Coding details for these steps follow. First, we’ll load our place name data frame and take a look at the variable names in the data frame, which are generally self-explanatory:

setwd("/Users/MHK/R/Placenames")
load("placeNames.RData")
colnames(placeNames)
 [1] "FEATURE_ID"     "FEATURE_NAME"   "FEATURE_CLASS"  "STATE_ALPHA"    "STATE_NUMERIC" 
 [6] "COUNTY_NAME"    "COUNTY_NUMERIC" "PRIM_LAT_DEC"   "PRIM_LONG_DEC"  "ELEV_IN_M"

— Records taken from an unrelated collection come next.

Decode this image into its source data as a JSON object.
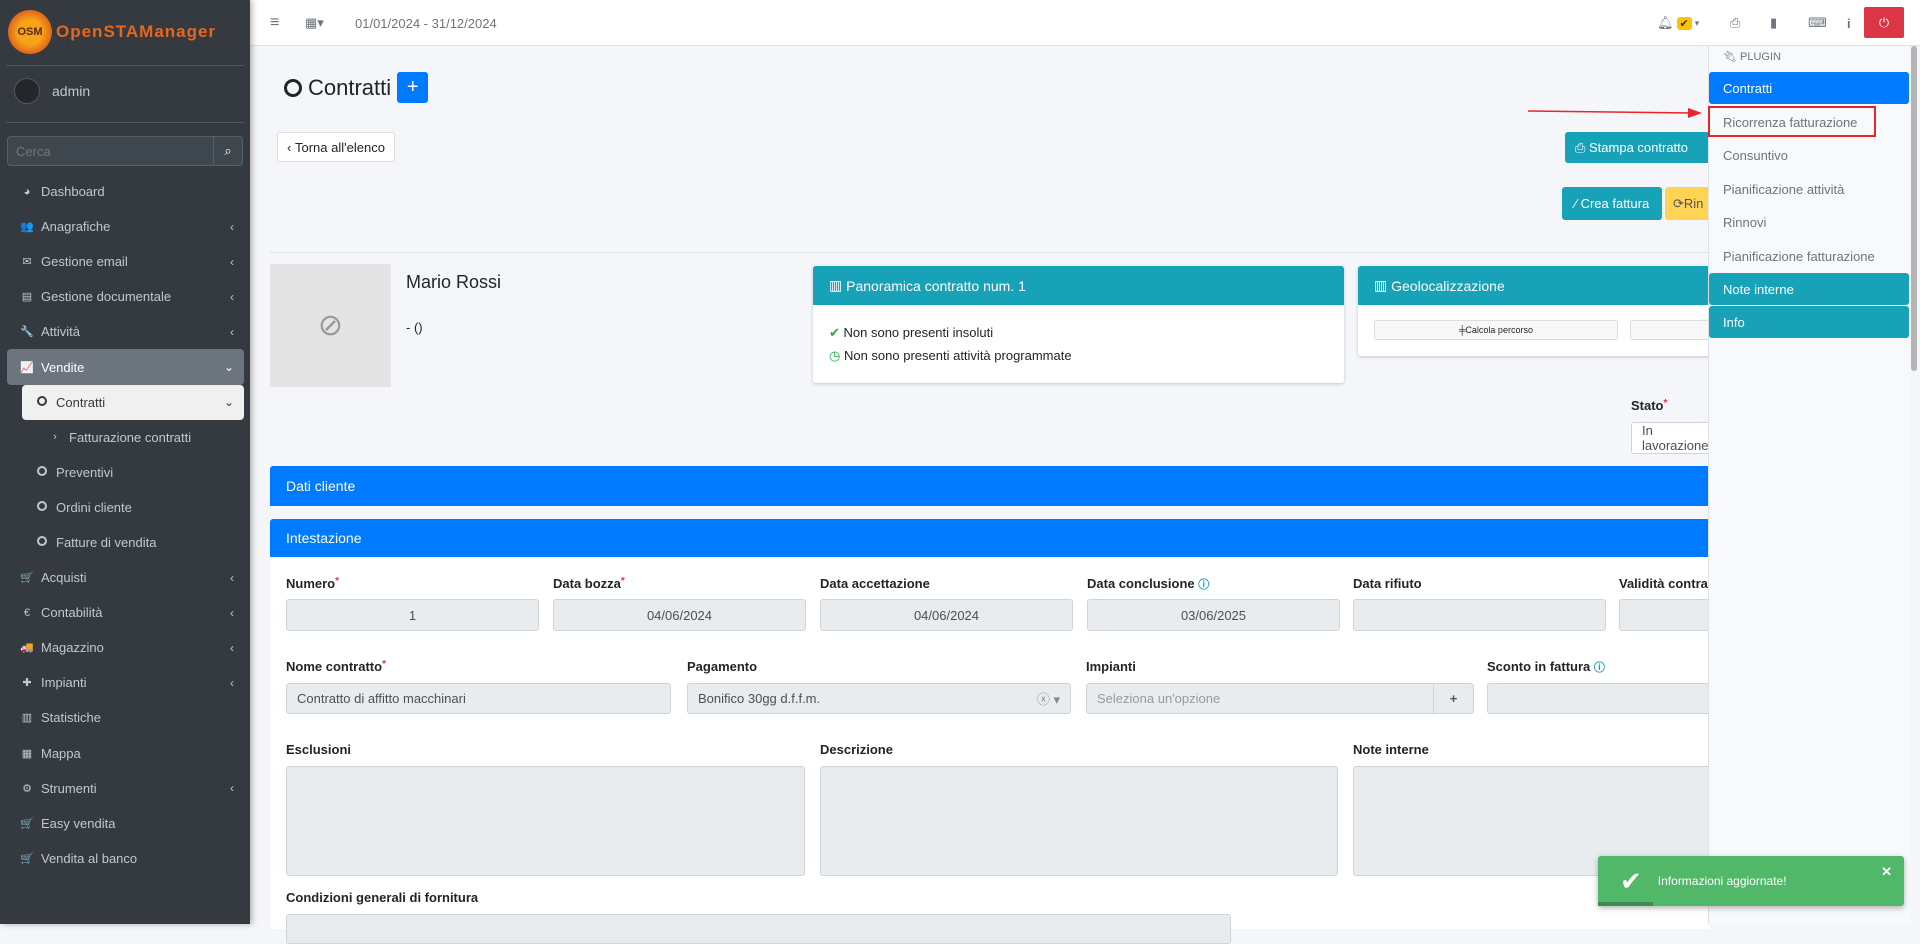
{
  "app": {
    "brand": "OpenSTAManager",
    "logo_text": "OSM",
    "user": "admin",
    "search_placeholder": "Cerca"
  },
  "sidebar": {
    "items": [
      {
        "label": "Dashboard",
        "icon": "dashboard-icon",
        "glyph": "◕",
        "chev": ""
      },
      {
        "label": "Anagrafiche",
        "icon": "users-icon",
        "glyph": "👥",
        "chev": "‹"
      },
      {
        "label": "Gestione email",
        "icon": "envelope-icon",
        "glyph": "✉",
        "chev": "‹"
      },
      {
        "label": "Gestione documentale",
        "icon": "file-icon",
        "glyph": "▤",
        "chev": "‹"
      },
      {
        "label": "Attività",
        "icon": "wrench-icon",
        "glyph": "🔧",
        "chev": "‹"
      },
      {
        "label": "Vendite",
        "icon": "chart-icon",
        "glyph": "📈",
        "chev": "⌄",
        "cls": "active"
      },
      {
        "label": "Contratti",
        "icon": "circle-icon",
        "glyph": "○",
        "chev": "⌄",
        "cls": "cur"
      },
      {
        "label": "Fatturazione contratti",
        "icon": "chevron-right-icon",
        "glyph": "›",
        "chev": "",
        "cls": "sub2"
      },
      {
        "label": "Preventivi",
        "icon": "circle-icon",
        "glyph": "○",
        "chev": "",
        "cls": "sub"
      },
      {
        "label": "Ordini cliente",
        "icon": "circle-icon",
        "glyph": "○",
        "chev": "",
        "cls": "sub"
      },
      {
        "label": "Fatture di vendita",
        "icon": "circle-icon",
        "glyph": "○",
        "chev": "",
        "cls": "sub"
      },
      {
        "label": "Acquisti",
        "icon": "cart-icon",
        "glyph": "🛒",
        "chev": "‹"
      },
      {
        "label": "Contabilità",
        "icon": "euro-icon",
        "glyph": "€",
        "chev": "‹"
      },
      {
        "label": "Magazzino",
        "icon": "truck-icon",
        "glyph": "🚚",
        "chev": "‹"
      },
      {
        "label": "Impianti",
        "icon": "puzzle-icon",
        "glyph": "✚",
        "chev": "‹"
      },
      {
        "label": "Statistiche",
        "icon": "bar-chart-icon",
        "glyph": "▥",
        "chev": ""
      },
      {
        "label": "Mappa",
        "icon": "map-icon",
        "glyph": "▦",
        "chev": ""
      },
      {
        "label": "Strumenti",
        "icon": "cog-icon",
        "glyph": "⚙",
        "chev": "‹"
      },
      {
        "label": "Easy vendita",
        "icon": "cart-icon",
        "glyph": "🛒",
        "chev": ""
      },
      {
        "label": "Vendita al banco",
        "icon": "cart-icon",
        "glyph": "🛒",
        "chev": ""
      }
    ]
  },
  "topbar": {
    "date_range": "01/01/2024 - 31/12/2024"
  },
  "page": {
    "title": "Contratti",
    "back": "Torna all'elenco",
    "print": "Stampa contratto",
    "invoice": "Crea fattura",
    "renew": "Rin"
  },
  "client": {
    "name": "Mario Rossi",
    "sub": "- ()"
  },
  "overview": {
    "title": "Panoramica contratto num. 1",
    "lines": [
      "Non sono presenti insoluti",
      "Non sono presenti attività programmate"
    ]
  },
  "geo": {
    "title": "Geolocalizzazione",
    "route": "Calcola percorso"
  },
  "stato": {
    "label": "Stato",
    "value": "In lavorazione"
  },
  "sections": {
    "client": "Dati cliente",
    "header": "Intestazione"
  },
  "fields": {
    "row1": [
      {
        "label": "Numero",
        "req": "*",
        "value": "1"
      },
      {
        "label": "Data bozza",
        "req": "*",
        "value": "04/06/2024"
      },
      {
        "label": "Data accettazione",
        "value": "04/06/2024"
      },
      {
        "label": "Data conclusione",
        "help": "?",
        "value": "03/06/2025"
      },
      {
        "label": "Data rifiuto",
        "value": ""
      },
      {
        "label": "Validità contratto",
        "value": ""
      }
    ],
    "nome": {
      "label": "Nome contratto",
      "req": "*",
      "value": "Contratto di affitto macchinari"
    },
    "pagamento": {
      "label": "Pagamento",
      "value": "Bonifico 30gg d.f.f.m."
    },
    "impianti": {
      "label": "Impianti",
      "placeholder": "Seleziona un'opzione"
    },
    "sconto": {
      "label": "Sconto in fattura",
      "help": "?"
    },
    "esclusioni": "Esclusioni",
    "descrizione": "Descrizione",
    "note": "Note interne",
    "condizioni": "Condizioni generali di fornitura"
  },
  "panel": {
    "header": "PLUGIN",
    "items": [
      "Contratti",
      "Ricorrenza fatturazione",
      "Consuntivo",
      "Pianificazione attività",
      "Rinnovi",
      "Pianificazione fatturazione",
      "Note interne",
      "Info"
    ]
  },
  "toast": {
    "message": "Informazioni aggiornate!",
    "progress": 0.18
  },
  "colors": {
    "primary": "#007bff",
    "info": "#17a2b8",
    "warning": "#ffc107",
    "danger": "#dc3545",
    "success": "#51b86a",
    "highlight": "#ff0000"
  }
}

Next, we’ll filter to lakes and reservoirs based on the FEATURE_CLASS variable, and convert names to lower case. We’ll then flag lake and reservoir names that either begin or end with the word “lake”, filtering out those in neither category:

temp <- filter(placeNames, FEATURE_CLASS %in% c("Lake","Reservoir"))
temp$FEATURE_NAME <- tolower(temp$FEATURE_NAME)
temp$first_word <- 0
temp$last_word <- 0
temp$first_word[grepl("^lake\\b",temp$FEATURE_NAME)] <- 1
temp$last_word[grepl("\\blake$",temp$FEATURE_NAME)] <- 1
temp <- filter(temp, first_word + last_word > 0)
We’ll use the ntoken function in the Quanteda text analytics package to find names that contain just two words. By definition given the code so far, one of these two words is “lake.” We’ll separate out the other word, and use the nsyllable function in Quanteda to pull out just those words containing two syllables (i.e., “disyllabic” words). These will be the focus of our analysis.
temp$nWords <- ntoken(temp$FEATURE_NAME, remove_punct=TRUE)
temp <- filter(temp, nWords == 2)
temp$num_syl <- nsyllable(temp$otherWord)
temp <- filter(temp, num_syl == 2)
temp$otherWord <- temp$FEATURE_NAME
temp$otherWord <- gsub("^lake\\b","",temp$otherWord)
temp$otherWord <- gsub("\\blake$","",temp$otherWord)
temp$otherWord <- trimws(temp$otherWord)
  Given the large number of names with “lake” either in first or last position plus a two syllable word (30,391 names), we’ll take a random sample of 500 names beginning with “lake” and 500 ending with “lake”, combine into single data frame, and save as a csv file.
lake_1 <- filter(temp, first_word == 1) %>% sample_n(500)
lake_2 <- filter(temp, last_word == 1) %>% sample_n(500)
lakeSample <- rbind(lake_1,lake_2)
write.csv(lakeSample,file="lake stress clash sample.csv",row.names=FALSE)

I manually coded each of the disyllabic non-“lake” words in each name for whether it had strong-weak (i.e., “trochaic”) or weak-strong (“iambic”) stress. This coding was conducted blind to whether the name began or ended in “Lake.” Occasionally, I came across words like “Cayuga” that the nsyllable function erred in classifying as containing two syllables. I dropped these 23 words – 2.3% of the total – from the analysis (18 in names beginning with “Lake” and 5 in names ending in “Lake”).

Overall, 90% of the non-lake words had trochaic stress, which is consistent with the dominance of this stress pattern in the disyllabic English lexicon. However, as predicted from the preference for rhythmic alternation, iambic stress was almost 5x more common in names beginning than ending with “Lake” (16.4% vs. 3.4%, x2 = 44.81, p < .00001).

Place names provide a rich resource for testing the potential impact of linguistic and cultural factors on the layout of our “namescape.” For example, regional differences in the distribution of violent words in US place names are associated with long-standing regional variation in attitudes towards violence. Large databases of place names along with R tools for text analytics offer many opportunities for similar analyses.